Sánchez responde a Abascal en el Congreso: «Seré un perro, pero no tengo amo»

El Congreso volvió a encenderse este miércoles en la primera sesión de control del nuevo curso político. La crisis de Ceuta atravesó el hemiciclo y convirtió el intercambio entre Pedro Sánchez y Santiago Abascal en uno de los momentos más tensos de la jornada.
Abascal preguntó al presidente si estaba siendo chantajeado por Marruecos a causa de información sobre presuntos casos de corrupción que afectarían a su familia. El líder de Vox presentó esa sospecha como explicación de la actuación del Gobierno ante la crisis fronteriza.
La acusación fue más allá de la gestión inmediata de Ceuta. Abascal sostuvo que España no podía actuar como un protectorado marroquí y reclamó una respuesta política y judicial contra lo que definió como una cesión ante Rabat.
Sánchez rechazó de plano esa tesis y afirmó que el Ejecutivo no acepta el chantaje de ningún partido, de ningún país ni de ningún poder. Insistió en que su Gobierno no tiene nada que ocultar y negó estar sometido a presiones externas.
El presidente reservó para la réplica una frase que atravesó la sesión: «A diferencia de usted, yo seré un perro, pero no tengo amo». Con ella respondió a la imagen de dependencia que Abascal había tratado de colocar sobre el Gobierno.

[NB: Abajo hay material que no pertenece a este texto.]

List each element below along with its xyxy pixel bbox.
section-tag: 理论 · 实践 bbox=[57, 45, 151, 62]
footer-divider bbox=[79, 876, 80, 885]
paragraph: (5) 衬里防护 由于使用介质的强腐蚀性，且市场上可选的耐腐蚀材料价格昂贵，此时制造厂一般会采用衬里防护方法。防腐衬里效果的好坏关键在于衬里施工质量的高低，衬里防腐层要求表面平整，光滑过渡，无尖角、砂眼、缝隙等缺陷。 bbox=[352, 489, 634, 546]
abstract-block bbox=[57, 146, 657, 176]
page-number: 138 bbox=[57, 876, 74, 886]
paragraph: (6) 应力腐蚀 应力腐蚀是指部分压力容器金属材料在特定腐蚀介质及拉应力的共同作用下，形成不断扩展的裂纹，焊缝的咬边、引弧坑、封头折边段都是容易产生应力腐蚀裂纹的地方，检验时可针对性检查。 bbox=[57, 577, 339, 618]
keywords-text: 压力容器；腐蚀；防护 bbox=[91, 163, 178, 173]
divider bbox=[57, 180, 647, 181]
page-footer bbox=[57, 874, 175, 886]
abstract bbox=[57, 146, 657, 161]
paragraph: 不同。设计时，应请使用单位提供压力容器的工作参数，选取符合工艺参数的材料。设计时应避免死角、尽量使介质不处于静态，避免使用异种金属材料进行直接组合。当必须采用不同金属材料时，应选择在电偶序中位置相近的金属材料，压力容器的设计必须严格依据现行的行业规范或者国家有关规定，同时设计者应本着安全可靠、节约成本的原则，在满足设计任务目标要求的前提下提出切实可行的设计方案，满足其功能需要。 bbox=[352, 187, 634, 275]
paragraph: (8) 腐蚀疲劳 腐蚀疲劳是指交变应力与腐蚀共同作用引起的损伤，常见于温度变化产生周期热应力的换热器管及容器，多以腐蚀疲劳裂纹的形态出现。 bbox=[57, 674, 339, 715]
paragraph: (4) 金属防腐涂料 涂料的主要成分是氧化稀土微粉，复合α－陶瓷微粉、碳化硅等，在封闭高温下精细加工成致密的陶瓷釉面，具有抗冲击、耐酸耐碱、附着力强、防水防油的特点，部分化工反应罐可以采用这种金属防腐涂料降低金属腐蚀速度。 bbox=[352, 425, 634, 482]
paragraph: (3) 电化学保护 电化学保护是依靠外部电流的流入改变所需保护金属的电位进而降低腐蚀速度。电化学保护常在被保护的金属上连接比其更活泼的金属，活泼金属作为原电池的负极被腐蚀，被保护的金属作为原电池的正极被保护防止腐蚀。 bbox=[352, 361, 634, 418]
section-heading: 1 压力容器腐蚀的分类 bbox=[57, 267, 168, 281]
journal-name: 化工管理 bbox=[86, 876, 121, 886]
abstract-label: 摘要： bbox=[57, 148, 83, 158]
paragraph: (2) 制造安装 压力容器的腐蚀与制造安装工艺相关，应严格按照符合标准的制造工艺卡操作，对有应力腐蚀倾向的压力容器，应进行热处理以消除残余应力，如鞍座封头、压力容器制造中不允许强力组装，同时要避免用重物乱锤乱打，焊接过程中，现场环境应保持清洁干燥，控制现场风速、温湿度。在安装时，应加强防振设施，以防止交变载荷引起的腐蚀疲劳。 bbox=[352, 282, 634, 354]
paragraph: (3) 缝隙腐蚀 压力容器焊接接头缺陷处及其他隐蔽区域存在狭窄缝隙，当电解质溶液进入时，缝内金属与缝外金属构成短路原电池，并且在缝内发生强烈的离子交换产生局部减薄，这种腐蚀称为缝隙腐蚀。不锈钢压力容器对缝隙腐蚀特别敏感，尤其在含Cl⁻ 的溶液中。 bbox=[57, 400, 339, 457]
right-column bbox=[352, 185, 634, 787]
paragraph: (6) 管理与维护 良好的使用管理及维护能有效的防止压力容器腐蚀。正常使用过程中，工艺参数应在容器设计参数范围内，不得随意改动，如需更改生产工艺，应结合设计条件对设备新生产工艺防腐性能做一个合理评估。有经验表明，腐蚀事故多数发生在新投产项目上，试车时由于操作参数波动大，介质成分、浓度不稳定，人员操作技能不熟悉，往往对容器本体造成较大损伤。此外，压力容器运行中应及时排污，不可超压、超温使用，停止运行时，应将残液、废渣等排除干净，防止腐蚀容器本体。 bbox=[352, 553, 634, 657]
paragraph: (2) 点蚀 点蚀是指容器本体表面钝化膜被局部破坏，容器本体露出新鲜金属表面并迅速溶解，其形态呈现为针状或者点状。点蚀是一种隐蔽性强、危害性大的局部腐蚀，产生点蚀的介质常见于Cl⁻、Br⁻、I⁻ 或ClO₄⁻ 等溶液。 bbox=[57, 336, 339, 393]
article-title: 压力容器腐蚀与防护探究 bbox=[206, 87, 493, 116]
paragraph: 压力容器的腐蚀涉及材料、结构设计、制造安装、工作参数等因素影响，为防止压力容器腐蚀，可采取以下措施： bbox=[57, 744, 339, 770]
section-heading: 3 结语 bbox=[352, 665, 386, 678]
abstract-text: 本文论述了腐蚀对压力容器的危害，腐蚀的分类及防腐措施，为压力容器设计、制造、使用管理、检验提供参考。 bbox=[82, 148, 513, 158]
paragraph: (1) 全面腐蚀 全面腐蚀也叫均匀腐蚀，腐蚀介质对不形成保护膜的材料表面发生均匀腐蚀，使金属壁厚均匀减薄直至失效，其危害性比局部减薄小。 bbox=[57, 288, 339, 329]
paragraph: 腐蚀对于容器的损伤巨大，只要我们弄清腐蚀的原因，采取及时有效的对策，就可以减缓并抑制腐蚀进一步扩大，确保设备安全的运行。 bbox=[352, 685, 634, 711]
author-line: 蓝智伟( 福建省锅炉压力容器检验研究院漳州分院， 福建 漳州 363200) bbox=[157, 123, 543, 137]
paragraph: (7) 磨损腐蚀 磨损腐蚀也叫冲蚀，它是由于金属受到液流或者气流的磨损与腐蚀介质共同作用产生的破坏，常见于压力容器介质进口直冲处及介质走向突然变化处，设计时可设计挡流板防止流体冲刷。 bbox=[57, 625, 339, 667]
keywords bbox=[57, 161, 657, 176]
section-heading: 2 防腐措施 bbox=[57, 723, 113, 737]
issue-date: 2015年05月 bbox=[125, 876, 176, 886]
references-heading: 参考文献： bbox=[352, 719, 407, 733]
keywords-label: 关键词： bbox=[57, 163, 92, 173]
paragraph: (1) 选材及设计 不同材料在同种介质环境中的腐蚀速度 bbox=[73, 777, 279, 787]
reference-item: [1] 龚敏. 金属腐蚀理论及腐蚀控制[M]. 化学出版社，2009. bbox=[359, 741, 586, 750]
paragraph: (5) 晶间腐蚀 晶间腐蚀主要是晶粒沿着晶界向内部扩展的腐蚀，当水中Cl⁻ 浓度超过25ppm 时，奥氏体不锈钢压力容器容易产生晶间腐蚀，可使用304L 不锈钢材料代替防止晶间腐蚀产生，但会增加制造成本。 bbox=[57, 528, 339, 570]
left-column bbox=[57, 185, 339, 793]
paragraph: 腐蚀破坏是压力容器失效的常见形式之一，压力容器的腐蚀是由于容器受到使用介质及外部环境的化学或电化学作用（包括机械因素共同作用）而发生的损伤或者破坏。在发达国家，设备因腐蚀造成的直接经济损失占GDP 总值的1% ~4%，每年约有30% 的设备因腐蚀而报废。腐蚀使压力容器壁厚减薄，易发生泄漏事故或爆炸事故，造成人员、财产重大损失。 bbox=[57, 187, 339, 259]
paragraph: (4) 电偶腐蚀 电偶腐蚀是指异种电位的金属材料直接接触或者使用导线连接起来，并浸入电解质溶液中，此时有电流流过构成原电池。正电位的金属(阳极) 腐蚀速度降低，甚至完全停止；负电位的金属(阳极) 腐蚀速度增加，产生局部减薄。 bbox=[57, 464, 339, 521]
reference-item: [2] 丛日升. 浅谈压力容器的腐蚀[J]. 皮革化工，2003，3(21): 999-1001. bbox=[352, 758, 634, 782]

Sánchez reprochó al líder de Vox que hablara de una correa al cuello cuando, a su juicio, esa dependencia se aprecia en las posiciones que mantiene ante Estados Unidos e Israel. La discusión dejó atrás los matices y se instaló en el terreno de las descalificaciones directas.
El choque se produjo con la crisis de Ceuta como telón de fondo. La entrada masiva registrada a finales de julio y la relación con Marruecos siguen alimentando una batalla política que llega ahora a cada intervención parlamentaria relevante.
Antes de ese duelo, Alberto Núñez Feijóo había cuestionado la libertad política de Sánchez frente a Rabat. El líder del PP enlazó la situación de Ceuta con asuntos como la educación, la vivienda, la sanidad y los procedimientos judiciales que rodean al PSOE.
Sánchez respondió a Feijóo que mezclaba materias distintas y recordó que varias de las competencias citadas corresponden a las comunidades autónomas. En educación, defendió el aumento de la inversión estatal y pidió apoyo para iniciativas legislativas pendientes.
La Ley de Nietos también entró en el enfrentamiento. Feijóo reprochó al Ejecutivo su atención a ese asunto después del dictamen del Tribunal Supremo, mientras Sánchez reivindicó que el objetivo es evitar ciudadanos de primera y de segunda categoría.
El presidente aprovechó la sesión para afirmar que las elecciones generales se celebrarán en 2027 y aseguró que volverá a ganar. La respuesta llegó después de que Feijóo advirtiera de que el Gobierno terminaría pagando políticamente su gestión de la crisis.
Abascal planteó la posibilidad de activar el artículo 102 de la Constitución para llevar al presidente a los tribunales por una supuesta traición. Ninguna prueba fue expuesta durante el intercambio que acreditara el presunto chantaje atribuido a Marruecos.
La sesión mostró que Ceuta ya no funciona solo como una crisis territorial o migratoria. Se ha convertido en un eje de confrontación sobre soberanía, seguridad, relaciones exteriores y la estabilidad del Gobierno en el inicio del curso parlamentario.
La frase de Sánchez quedó como el golpe más visible de una mañana dominada por acusaciones graves y respuestas cerradas. Tras el ruido del hemiciclo, permanece el conflicto de Ceuta y una disputa política que promete seguir creciendo en cada pleno.